What could be God's motive in such a thing? Why would He allow my friend to now sit in jail, probably onto prison, when He loves her? Sometimes we need rescue from ourselves. Perhaps her out of control behavior would have ultimately killed her or someone else. But I remember thinking about Jim Baker as he sat in prison for fraud. Realizing that God cared more about the evangelist's holiness than about his ministry. That the wrong perception of God Baker gave the people to whom he ministered made God sick in the same way the misrepresentation of Moses did. Humbled, Baker still ministers. God still loves him. Avenged his wrongs. Let him suffer the consequences of his choices. But never left him. Baker is His kid. So is my friend. So am I. That doesn't change. No matter what the rap sheet and the mug shot say.

Oh, I know some would argue that if these people were Christians in the first place they wouldn't do such heinous things. Be careful, though. David, Peter, Noah, Moses, Samson, Saul, Paul, Abraham and on and on they go. The imperfects of the Bible stories. Men and women of great destiny and purpose who screwed up. Big time. The earthly consequences were exacted, but they didn't lose their holy God. There was never a day when He wasn't working out their salvation. And they--with fear and trembling before God's need for justice.

Those of us who know Jesus can't just live any old way and get away with it. Not because He can't wait to pummel us, but because we are now members of the family of God. We carry His name into everything we do, all the time. How much would He love us if we were left to be hellions in the supermarket, disobeying His every command, continuing in our pride and rebellion? Very little, I'm afraid. Jesus must grow us up. Adult babies are not a joy to their parents or to the world. And God is more interested in our becoming like Him than He is about what people think of us. Jesus died for our screw ups. The ultimate payment--avenging--of our sins was paid in full by Him at Golgotha. So we don't bear the eternal weight of what we do here on Earth, but we often struggle with the consequences of our actions because God wants us purified, restored and healthy, happy kids of the kingdom. That is ultimately why my friend sits in jail. Because her Abba loves her too much to let her continue in her folly.

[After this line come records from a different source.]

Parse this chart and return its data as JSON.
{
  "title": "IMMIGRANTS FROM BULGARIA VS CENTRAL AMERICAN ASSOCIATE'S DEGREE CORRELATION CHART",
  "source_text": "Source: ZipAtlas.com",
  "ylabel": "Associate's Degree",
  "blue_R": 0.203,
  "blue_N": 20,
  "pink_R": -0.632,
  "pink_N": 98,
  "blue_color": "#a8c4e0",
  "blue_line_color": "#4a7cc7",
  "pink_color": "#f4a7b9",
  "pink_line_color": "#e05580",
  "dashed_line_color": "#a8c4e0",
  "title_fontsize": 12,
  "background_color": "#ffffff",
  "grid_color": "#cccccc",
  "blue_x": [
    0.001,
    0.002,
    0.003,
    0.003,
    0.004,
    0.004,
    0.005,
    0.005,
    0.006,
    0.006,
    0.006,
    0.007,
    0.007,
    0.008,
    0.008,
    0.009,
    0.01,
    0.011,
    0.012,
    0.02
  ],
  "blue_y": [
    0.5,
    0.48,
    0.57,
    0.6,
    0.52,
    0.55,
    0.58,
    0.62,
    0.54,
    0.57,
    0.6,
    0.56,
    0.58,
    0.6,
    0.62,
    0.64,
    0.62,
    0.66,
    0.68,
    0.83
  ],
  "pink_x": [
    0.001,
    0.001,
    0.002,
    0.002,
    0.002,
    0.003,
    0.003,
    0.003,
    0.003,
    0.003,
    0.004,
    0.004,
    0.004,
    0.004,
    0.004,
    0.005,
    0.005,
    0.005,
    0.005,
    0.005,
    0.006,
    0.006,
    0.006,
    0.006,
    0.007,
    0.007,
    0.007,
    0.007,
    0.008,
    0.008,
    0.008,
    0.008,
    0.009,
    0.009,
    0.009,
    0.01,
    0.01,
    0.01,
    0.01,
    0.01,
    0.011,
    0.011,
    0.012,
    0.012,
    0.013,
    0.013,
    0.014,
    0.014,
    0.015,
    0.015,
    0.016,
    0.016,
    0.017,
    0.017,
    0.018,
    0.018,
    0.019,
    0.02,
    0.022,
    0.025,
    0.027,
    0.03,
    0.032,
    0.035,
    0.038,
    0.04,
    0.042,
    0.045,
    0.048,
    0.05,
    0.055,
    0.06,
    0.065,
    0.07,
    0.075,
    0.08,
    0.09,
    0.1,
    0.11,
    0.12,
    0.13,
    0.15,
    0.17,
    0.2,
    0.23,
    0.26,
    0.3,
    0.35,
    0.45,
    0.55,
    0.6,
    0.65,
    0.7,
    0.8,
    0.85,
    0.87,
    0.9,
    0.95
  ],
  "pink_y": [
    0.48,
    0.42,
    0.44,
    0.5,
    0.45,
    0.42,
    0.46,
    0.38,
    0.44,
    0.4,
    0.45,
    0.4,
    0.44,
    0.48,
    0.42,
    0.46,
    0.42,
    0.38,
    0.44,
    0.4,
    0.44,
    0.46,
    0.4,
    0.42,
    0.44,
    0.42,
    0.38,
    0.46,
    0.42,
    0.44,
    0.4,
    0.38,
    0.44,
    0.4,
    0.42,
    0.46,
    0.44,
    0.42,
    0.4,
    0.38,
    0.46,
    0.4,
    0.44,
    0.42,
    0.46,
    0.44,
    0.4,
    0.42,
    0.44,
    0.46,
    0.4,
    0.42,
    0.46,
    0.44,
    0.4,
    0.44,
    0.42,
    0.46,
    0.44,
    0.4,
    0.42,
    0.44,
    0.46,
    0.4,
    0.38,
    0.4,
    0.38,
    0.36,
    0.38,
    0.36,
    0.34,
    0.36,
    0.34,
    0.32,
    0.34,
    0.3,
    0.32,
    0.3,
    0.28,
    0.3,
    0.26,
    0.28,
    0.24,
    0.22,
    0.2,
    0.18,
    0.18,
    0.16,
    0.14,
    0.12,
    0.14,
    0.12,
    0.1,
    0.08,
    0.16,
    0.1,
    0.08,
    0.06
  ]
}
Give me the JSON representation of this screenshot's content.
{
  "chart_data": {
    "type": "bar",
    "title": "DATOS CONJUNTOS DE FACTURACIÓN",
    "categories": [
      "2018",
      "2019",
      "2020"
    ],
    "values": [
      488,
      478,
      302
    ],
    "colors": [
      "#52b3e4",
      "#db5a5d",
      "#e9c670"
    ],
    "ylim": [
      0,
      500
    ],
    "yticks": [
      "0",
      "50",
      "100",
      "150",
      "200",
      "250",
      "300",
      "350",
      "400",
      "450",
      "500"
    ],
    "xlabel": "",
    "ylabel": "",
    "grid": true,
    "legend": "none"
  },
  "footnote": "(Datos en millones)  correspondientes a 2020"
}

Enemy, don't laugh at me. I have fallen, but I will get up again. I sit in the shadow of trouble now, but the Lord will be a light for me. I sinned against the Lord, so He was angry with me, but He will defend my case in court. He will bring about what is right for me. Then He will bring me out into the light, and I will see Him set things right.  Then my enemies will see this, and they will be ashamed, those who said to me, "Where is the Lord, your God?"